Es ist mehr als fraglich, ob sich Michail Gorbatschow noch von vertraulichen Mitteilungen wie denen der britischen Premierministerin Margaret Thatcher beeindrucken ließ, die ihm am 23. September 1989 in Moskau versicherte, Großbritannien und Westeuropa seien »nicht an der Vereinigung Deutschlands interessiert«. Die in der NATO-Erklärung niedergeschriebenen Worte klängen zwar anders – aber Gorbatschow möge sie einfach ignorieren. Thatcher: »Wir wollen die Vereinigung Deutschlands nicht. Dies würde zu Veränderungen der Nachkriegsgrenzen führen, und das können wir nicht zulassen, da eine solche Entwicklung die Stabilität der gesamten internationalen Lage beeinträchtigen und zu einer Bedrohung unserer Sicherheit führen könnte. Wir sind auch nicht an der Destabilisierung Osteuropas oder der Auflösung des Warschauer Paktes interessiert.«48 Relevanter für Gorbatschow waren zu diesem Zeitpunkt möglicherweise unter anderem die Berichte des KGB: »Alle unsere besten Quellen«, so Sergej Kondraschow, damals Chefberater von KGB-Chef Wladimir Krjutschkow, hätten im Sommer 1989 berichtet, »dass die deutsche Teilung nicht länger aufrechtzuerhalten sei«.49

Erich Honecker: »Man sollte ihnen keine Träne nachweinen«

Das Bündnis ihres Bruderlandes Ungarn mit dem imperialistischen Klassenfeind BRD und die Zuschauerhaltung der Sowjetunion musste die SED-Spitze als schlimme Demütigung empfinden. Sie reagierte zutiefst verärgert und gereizt. Auf die eigene Kraft verwiesen, stand auf der Politbüro-Sitzung vom 12. September, in der Günter Mittag den erkrankten Honecker vertrat, als erste zu behandelnde Frage, wie »das Loch Ungarn zuzumachen«50 sei, denn die Beantragung von Reisen nach Ungarn war überall in der DDR sprunghaft angestiegen. Und nicht nur der Abteilung Pass- und Meldewesen im Volkspolizei-Kreisamt Magdeburg fiel auf, dass die Reisezeit mit drei bis vier Tagen häufig auffällig kurz war und selbst im Oktober noch als Campingurlaub angegeben wurde.51 Um »schwere Einbußen« an Bürgern zu vermeiden, schlug Mittag vor, »die Ausreisen nicht mehr so global durchzuführen wie bisher. Wieso müssen die wackligen Kandidaten fahren? Diese interne Regelung darf allerdings nicht unsere Partei und die Masse der Bevölkerung betreffen. Wir würden sie verärgern. MfS und MdI sollen diese Maßnahmen durchführen.«52 Auf diese Weise halste die SED-Führung die Lösung ihres politischen Dilemmas letztendlich den Mitarbeitern der Sicherheitsbehörden auf.

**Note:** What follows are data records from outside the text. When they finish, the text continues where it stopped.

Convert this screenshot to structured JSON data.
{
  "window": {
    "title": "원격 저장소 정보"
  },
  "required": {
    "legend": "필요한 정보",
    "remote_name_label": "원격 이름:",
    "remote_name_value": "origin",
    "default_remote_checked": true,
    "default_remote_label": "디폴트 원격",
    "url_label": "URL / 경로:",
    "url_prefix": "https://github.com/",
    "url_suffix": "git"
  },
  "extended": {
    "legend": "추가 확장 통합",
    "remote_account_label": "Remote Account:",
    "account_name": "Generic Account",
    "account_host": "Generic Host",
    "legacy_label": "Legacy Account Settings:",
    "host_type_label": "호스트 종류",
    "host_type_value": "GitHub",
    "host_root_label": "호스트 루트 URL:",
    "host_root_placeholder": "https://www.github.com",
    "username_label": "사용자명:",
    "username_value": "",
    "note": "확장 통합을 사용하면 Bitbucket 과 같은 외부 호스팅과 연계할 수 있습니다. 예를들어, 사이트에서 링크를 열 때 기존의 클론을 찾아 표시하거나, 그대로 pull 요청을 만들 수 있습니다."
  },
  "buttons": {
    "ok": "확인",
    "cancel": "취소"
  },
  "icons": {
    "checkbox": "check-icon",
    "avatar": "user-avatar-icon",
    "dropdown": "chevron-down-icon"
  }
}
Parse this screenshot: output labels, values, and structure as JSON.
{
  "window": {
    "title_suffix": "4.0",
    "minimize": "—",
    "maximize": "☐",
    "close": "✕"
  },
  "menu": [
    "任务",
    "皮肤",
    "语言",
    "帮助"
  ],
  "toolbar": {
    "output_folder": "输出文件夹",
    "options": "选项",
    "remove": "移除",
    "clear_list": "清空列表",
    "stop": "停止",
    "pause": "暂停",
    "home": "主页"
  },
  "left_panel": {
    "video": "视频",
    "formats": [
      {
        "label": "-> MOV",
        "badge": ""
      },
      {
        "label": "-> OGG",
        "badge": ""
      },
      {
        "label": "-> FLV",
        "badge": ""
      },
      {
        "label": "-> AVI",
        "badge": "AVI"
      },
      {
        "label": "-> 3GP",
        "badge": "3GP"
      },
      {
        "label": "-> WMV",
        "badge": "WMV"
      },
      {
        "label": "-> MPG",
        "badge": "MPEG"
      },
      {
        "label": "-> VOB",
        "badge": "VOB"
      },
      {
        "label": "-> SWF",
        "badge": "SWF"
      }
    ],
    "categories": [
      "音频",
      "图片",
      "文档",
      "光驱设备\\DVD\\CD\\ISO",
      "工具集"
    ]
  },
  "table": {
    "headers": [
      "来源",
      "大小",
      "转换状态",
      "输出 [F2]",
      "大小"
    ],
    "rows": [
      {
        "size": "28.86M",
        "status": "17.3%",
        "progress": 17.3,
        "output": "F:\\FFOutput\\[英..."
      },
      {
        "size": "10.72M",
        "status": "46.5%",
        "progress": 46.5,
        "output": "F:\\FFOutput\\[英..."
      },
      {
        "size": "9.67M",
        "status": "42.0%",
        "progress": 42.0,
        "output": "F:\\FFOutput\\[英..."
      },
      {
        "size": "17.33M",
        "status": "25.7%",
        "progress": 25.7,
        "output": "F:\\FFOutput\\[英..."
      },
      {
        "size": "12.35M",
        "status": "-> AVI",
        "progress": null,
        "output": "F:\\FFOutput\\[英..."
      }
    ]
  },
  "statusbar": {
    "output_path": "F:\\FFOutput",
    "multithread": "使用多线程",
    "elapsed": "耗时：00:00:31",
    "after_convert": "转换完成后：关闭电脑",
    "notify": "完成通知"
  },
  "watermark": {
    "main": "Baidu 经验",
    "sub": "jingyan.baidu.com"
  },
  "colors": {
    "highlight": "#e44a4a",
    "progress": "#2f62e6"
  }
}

Die ratlosen Aktionen des Politbüros waren nicht geeignet, die Situation zu beruhigen, geschweige denn das Ausreiseproblem zu lösen. In der zweiten Septemberhälfte setzte sich nicht nur die Fluchtbewegung über Ungarn fort, sondern ausreisefordernde DDR-Bürger besetzten erneut auch die Botschaften der Bundesrepublik in Prag und Warschau.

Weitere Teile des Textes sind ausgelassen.